Acoustic SLAB

How does it work ?
One or more underground SLABS sensitive to micro-variations in pressure are used to detect footsteps. A timer system prevents overcounting if a person steps twice on the SLAB. For wide passages, the dimensions and spacing of the SLABS can count people walking alongside each other, while maintaining an accuracy of ± 5%.
Technical Characteristics



Acoustic slab

Weight: 4.5 kg (9.9 lbs)

Dimensions :

Length 50 cm (19.7')

Width 60 cm (23.6')

Thickness 1.6 cm (6.3')
Highly accurate counting of groups

Detects direction of movement

Completely undetectable

Low maintenance

10-year battery life

High-capacity memory (21 months)

Waterproof (IP 68)
Hidden from view
The Acoustic SLABsensor is specially designed to be completely undetectable once installed. Once buried, the Acoustic Slab sensor is completely hidden from view.
Natural soils

For hard-packed soil or soil susceptible to erosion, the SLAB can be delivered with a protective honeycomb overlay to stabilize the soil and prevent the SLAB from being uncovered.
Artificial grounds

For surfaces covered with asphalt or paving blocks, specific solutions such as loose ground kits or floating SLABS allow inconspicuous installation without sacrificing the sensor's accuracy.
The key points
Large width and high accuracy

In the case of wide paths, the size of the SLABS and the spacing between them make it possible to count several people at the same time while maintaining an accuracy of ±5%.

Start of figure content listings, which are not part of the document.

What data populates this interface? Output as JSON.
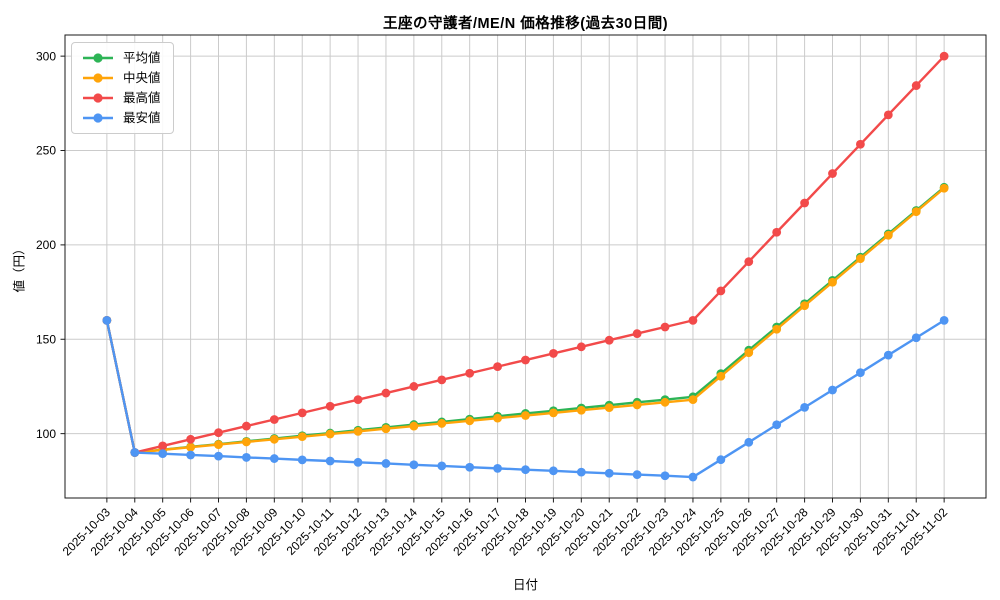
{
  "chart_data": {
    "type": "line",
    "title": "王座の守護者/ME/N 価格推移(過去30日間)",
    "xlabel": "日付",
    "ylabel": "値（円）",
    "grid": true,
    "legend_position": "upper-left",
    "yticks": [
      100,
      150,
      200,
      250,
      300
    ],
    "ylim": [
      65.9,
      311.2
    ],
    "x": [
      "2025-10-03",
      "2025-10-04",
      "2025-10-05",
      "2025-10-06",
      "2025-10-07",
      "2025-10-08",
      "2025-10-09",
      "2025-10-10",
      "2025-10-11",
      "2025-10-12",
      "2025-10-13",
      "2025-10-14",
      "2025-10-15",
      "2025-10-16",
      "2025-10-17",
      "2025-10-18",
      "2025-10-19",
      "2025-10-20",
      "2025-10-21",
      "2025-10-22",
      "2025-10-23",
      "2025-10-24",
      "2025-10-25",
      "2025-10-26",
      "2025-10-27",
      "2025-10-28",
      "2025-10-29",
      "2025-10-30",
      "2025-10-31",
      "2025-11-01",
      "2025-11-02"
    ],
    "series": [
      {
        "key": "mean",
        "name": "平均値",
        "color": "#2db456",
        "values": [
          160,
          90,
          91.5,
          93,
          94.4,
          95.9,
          97.4,
          98.9,
          100.3,
          101.8,
          103.3,
          104.8,
          106.2,
          107.7,
          109.2,
          110.7,
          112.1,
          113.6,
          115.1,
          116.6,
          118,
          119.5,
          131.8,
          144.2,
          156.5,
          168.8,
          181.2,
          193.5,
          205.8,
          218.2,
          230.5
        ]
      },
      {
        "key": "median",
        "name": "中央値",
        "color": "#ffa409",
        "values": [
          160,
          90,
          91.4,
          92.8,
          94.2,
          95.6,
          97,
          98.4,
          99.8,
          101.2,
          102.6,
          104,
          105.4,
          106.8,
          108.2,
          109.6,
          111,
          112.4,
          113.8,
          115.2,
          116.6,
          118,
          130.4,
          142.9,
          155.3,
          167.8,
          180.2,
          192.7,
          205.1,
          217.6,
          230
        ]
      },
      {
        "key": "max",
        "name": "最高値",
        "color": "#f24a4a",
        "values": [
          160,
          90,
          93.5,
          97,
          100.5,
          104,
          107.5,
          111,
          114.5,
          118,
          121.5,
          125,
          128.5,
          132,
          135.5,
          139,
          142.5,
          146,
          149.5,
          153,
          156.5,
          160,
          175.6,
          191.1,
          206.7,
          222.2,
          237.8,
          253.3,
          268.9,
          284.4,
          300
        ]
      },
      {
        "key": "min",
        "name": "最安値",
        "color": "#4e95f3",
        "values": [
          160,
          90,
          89.4,
          88.7,
          88.1,
          87.4,
          86.8,
          86.1,
          85.5,
          84.8,
          84.2,
          83.5,
          82.9,
          82.2,
          81.6,
          80.9,
          80.3,
          79.6,
          79,
          78.3,
          77.7,
          77,
          86.2,
          95.4,
          104.7,
          113.9,
          123.1,
          132.3,
          141.6,
          150.8,
          160
        ]
      }
    ],
    "axis_color": "#1a1a1a",
    "grid_color": "#cbcbcb"
  }
}
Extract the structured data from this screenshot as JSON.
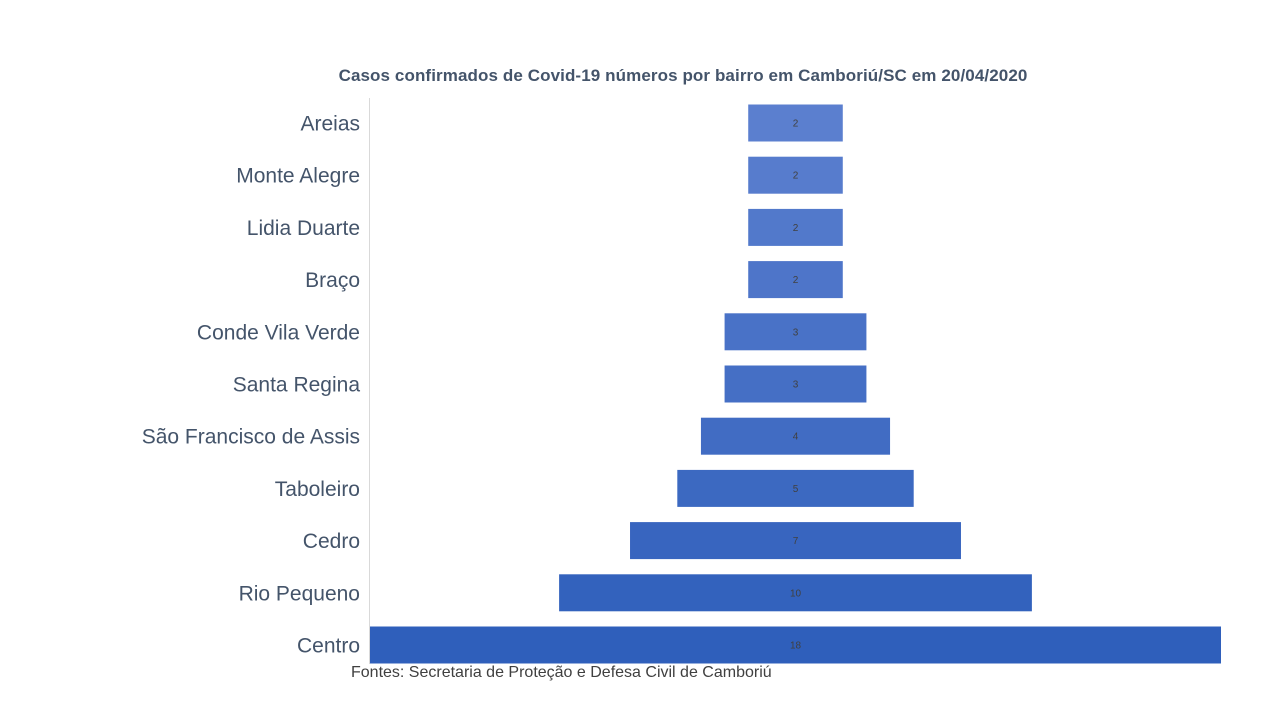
{
  "chart_data": {
    "type": "bar",
    "orientation": "horizontal",
    "layout": "centered-funnel",
    "title": "Casos confirmados  de Covid-19  números  por  bairro  em  Camboriú/SC  em  20/04/2020",
    "categories": [
      "Areias",
      "Monte Alegre",
      "Lidia Duarte",
      "Braço",
      "Conde Vila Verde",
      "Santa Regina",
      "São Francisco de Assis",
      "Taboleiro",
      "Cedro",
      "Rio Pequeno",
      "Centro"
    ],
    "values": [
      2,
      2,
      2,
      2,
      3,
      3,
      4,
      5,
      7,
      10,
      18
    ],
    "xlim": [
      0,
      18
    ],
    "grid": false,
    "legend": "none",
    "colors": {
      "bar_light": "#5b7fcf",
      "bar_dark": "#2f5fbb",
      "axis": "#d9d9d9"
    }
  },
  "footer": {
    "source": "Fontes: Secretaria de Proteção e Defesa Civil de Camboriú"
  }
}
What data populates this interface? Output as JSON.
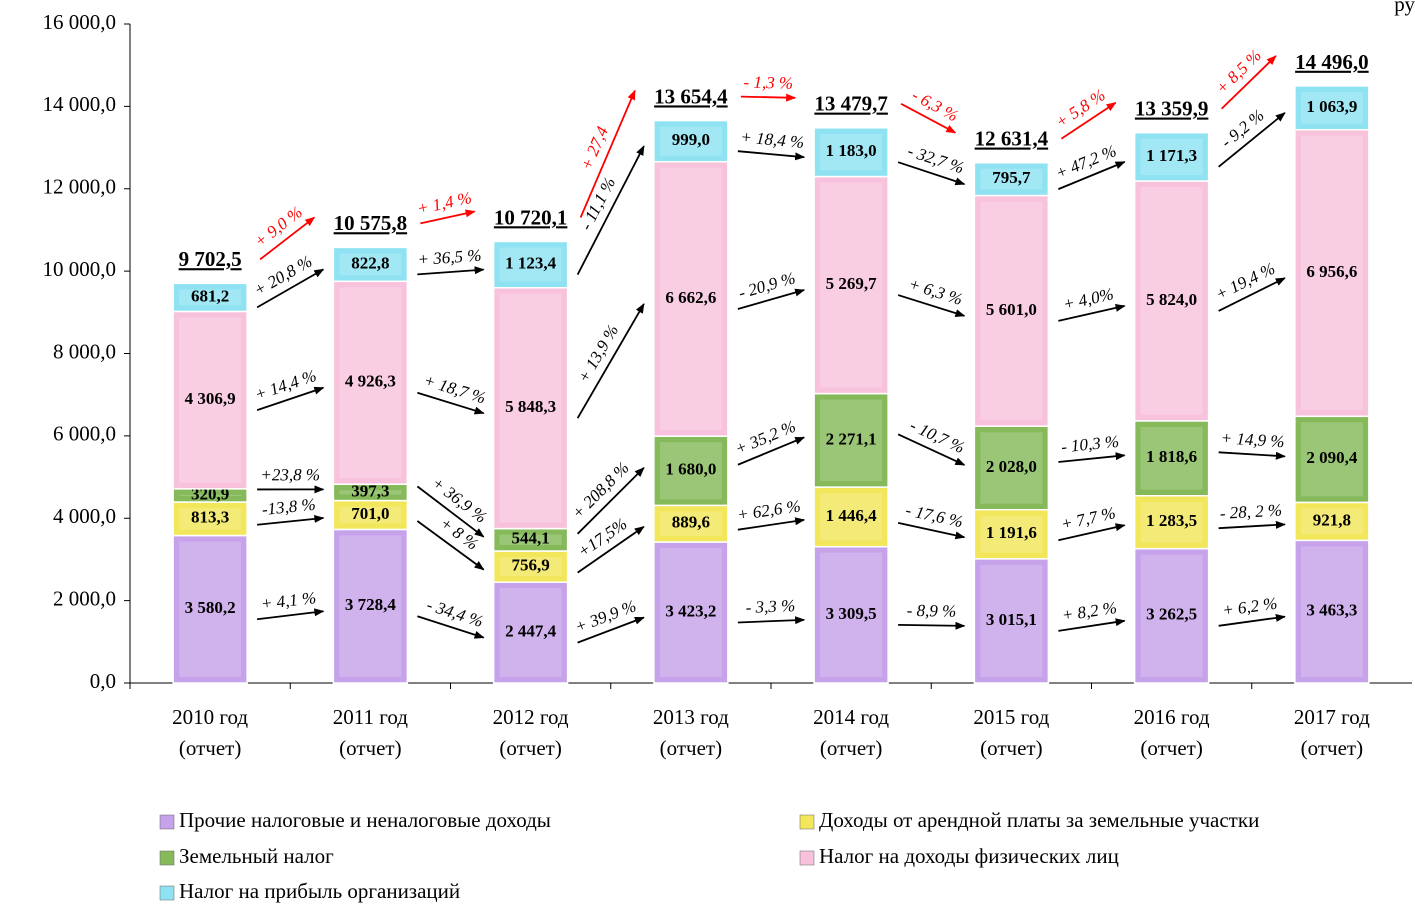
{
  "chart_data": {
    "type": "stacked_bar",
    "unit_label": "ру",
    "categories": [
      [
        "2010 год",
        "(отчет)"
      ],
      [
        "2011 год",
        "(отчет)"
      ],
      [
        "2012 год",
        "(отчет)"
      ],
      [
        "2013 год",
        "(отчет)"
      ],
      [
        "2014 год",
        "(отчет)"
      ],
      [
        "2015 год",
        "(отчет)"
      ],
      [
        "2016 год",
        "(отчет)"
      ],
      [
        "2017 год",
        "(отчет)"
      ]
    ],
    "series": [
      {
        "name": "Прочие налоговые и неналоговые доходы",
        "color": "#c6a2ea",
        "values": [
          3580.2,
          3728.4,
          2447.4,
          3423.2,
          3309.5,
          3015.1,
          3262.5,
          3463.3
        ],
        "value_labels": [
          "3 580,2",
          "3 728,4",
          "2 447,4",
          "3 423,2",
          "3 309,5",
          "3 015,1",
          "3 262,5",
          "3 463,3"
        ],
        "growth": [
          "+ 4,1 %",
          "- 34,4 %",
          "+ 39,9 %",
          "- 3,3 %",
          "- 8,9 %",
          "+ 8,2 %",
          "+ 6,2 %"
        ]
      },
      {
        "name": "Доходы от арендной платы за земельные участки",
        "color": "#f2e65a",
        "values": [
          813.3,
          701.0,
          756.9,
          889.6,
          1446.4,
          1191.6,
          1283.5,
          921.8
        ],
        "value_labels": [
          "813,3",
          "701,0",
          "756,9",
          "889,6",
          "1 446,4",
          "1 191,6",
          "1 283,5",
          "921,8"
        ],
        "growth": [
          "-13,8 %",
          "+ 8 %",
          "+17,5%",
          "+ 62,6 %",
          "- 17,6 %",
          "+ 7,7 %",
          "- 28, 2 %"
        ]
      },
      {
        "name": "Земельный налог",
        "color": "#86b95a",
        "values": [
          320.9,
          397.3,
          544.1,
          1680.0,
          2271.1,
          2028.0,
          1818.6,
          2090.4
        ],
        "value_labels": [
          "320,9",
          "397,3",
          "544,1",
          "1 680,0",
          "2 271,1",
          "2 028,0",
          "1 818,6",
          "2 090,4"
        ],
        "growth": [
          "+23,8 %",
          "+ 36,9 %",
          "+ 208,8 %",
          "+ 35,2 %",
          "- 10,7 %",
          "- 10,3 %",
          "+ 14,9 %"
        ]
      },
      {
        "name": "Налог на доходы физических лиц",
        "color": "#f8c2dc",
        "values": [
          4306.9,
          4926.3,
          5848.3,
          6662.6,
          5269.7,
          5601.0,
          5824.0,
          6956.6
        ],
        "value_labels": [
          "4 306,9",
          "4 926,3",
          "5 848,3",
          "6 662,6",
          "5 269,7",
          "5 601,0",
          "5 824,0",
          "6 956,6"
        ],
        "growth": [
          "+ 14,4 %",
          "+ 18,7 %",
          "+ 13,9 %",
          "- 20,9 %",
          "+ 6,3 %",
          "+ 4,0%",
          "+ 19,4 %"
        ]
      },
      {
        "name": "Налог на прибыль организаций",
        "color": "#8ee2f2",
        "values": [
          681.2,
          822.8,
          1123.4,
          999.0,
          1183.0,
          795.7,
          1171.3,
          1063.9
        ],
        "value_labels": [
          "681,2",
          "822,8",
          "1 123,4",
          "999,0",
          "1 183,0",
          "795,7",
          "1 171,3",
          "1 063,9"
        ],
        "growth": [
          "+ 20,8 %",
          "+ 36,5 %",
          "- 11,1 %",
          "+ 18,4 %",
          "- 32,7 %",
          "+ 47,2 %",
          "- 9,2 %"
        ]
      }
    ],
    "totals": [
      9702.5,
      10575.8,
      10720.1,
      13654.4,
      13479.7,
      12631.4,
      13359.9,
      14496.0
    ],
    "total_labels": [
      "9 702,5",
      "10 575,8",
      "10 720,1",
      "13 654,4",
      "13 479,7",
      "12 631,4",
      "13 359,9",
      "14 496,0"
    ],
    "total_growth": [
      "+ 9,0 %",
      "+ 1,4 %",
      "+ 27,4",
      "- 1,3 %",
      "- 6,3 %",
      "+ 5,8 %",
      "+ 8,5 %"
    ],
    "total_growth_color": "#ff0000",
    "ylim": [
      0,
      16000
    ],
    "yticks": [
      {
        "value": 0,
        "label": "0,0"
      },
      {
        "value": 2000,
        "label": "2 000,0"
      },
      {
        "value": 4000,
        "label": "4 000,0"
      },
      {
        "value": 6000,
        "label": "6 000,0"
      },
      {
        "value": 8000,
        "label": "8 000,0"
      },
      {
        "value": 10000,
        "label": "10 000,0"
      },
      {
        "value": 12000,
        "label": "12 000,0"
      },
      {
        "value": 14000,
        "label": "14 000,0"
      },
      {
        "value": 16000,
        "label": "16 000,0"
      }
    ],
    "grid": false,
    "legend": "bottom"
  }
}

With two rows of SLABS, not only can the number of pedestrians be counted, but the direction they walk in can be measured as well.

Robust and battery-powered

Specially designed for outdoor use, the sensor and logger are sealed to an IP68 rating against dust, mud and water.
The robust sensor withstands occasional overrun by small maintenance vehicles.
The system runs on a 10-year battery (Bluetooth™ mode) and can store up to 21 months' worth of data (hourly records).
Examples of installation
Evaluation of the impacts of tourism


A dozen SLAB counters have been installed along the 250 km (155 mi) Cathar Trail in the upper Aude Valley. The count data has been compared with data from:

field surveys of visitors;

surveys of local accommodation providers (campgrounds, mountain huts, gîtes, hotels, etc.)

telephone or postal surveys;

panel discussions (academics, technicians, etc.)

local tourism promoters (sale of hiking guides, etc.).

Comparing this data with the count data logged by pedestrian, horse and MTB Eco-Counters has enabled to identify the social, media and economic impacts of the popularity of the Cathar Trail.
Management of visitors flows

Two car counters and around ten SLAB counters were installed at strategic points (parking lots, dams, lakes and other points of interest) on Mount Saint-Victoire in southern France in 2002.
The quantitative data logged at these points was combined with a large-scale qualitative study in 2009. The study revealed, among other things, that the flows of visitors had shifted and that areas that initially had not often been frequented y visitors had a much higher chance of being accessed. Measures were quickly taken to protect these areas from damage caused by the rising number of visitors. Signs and trail markers were also added to direct visitors along the right paths.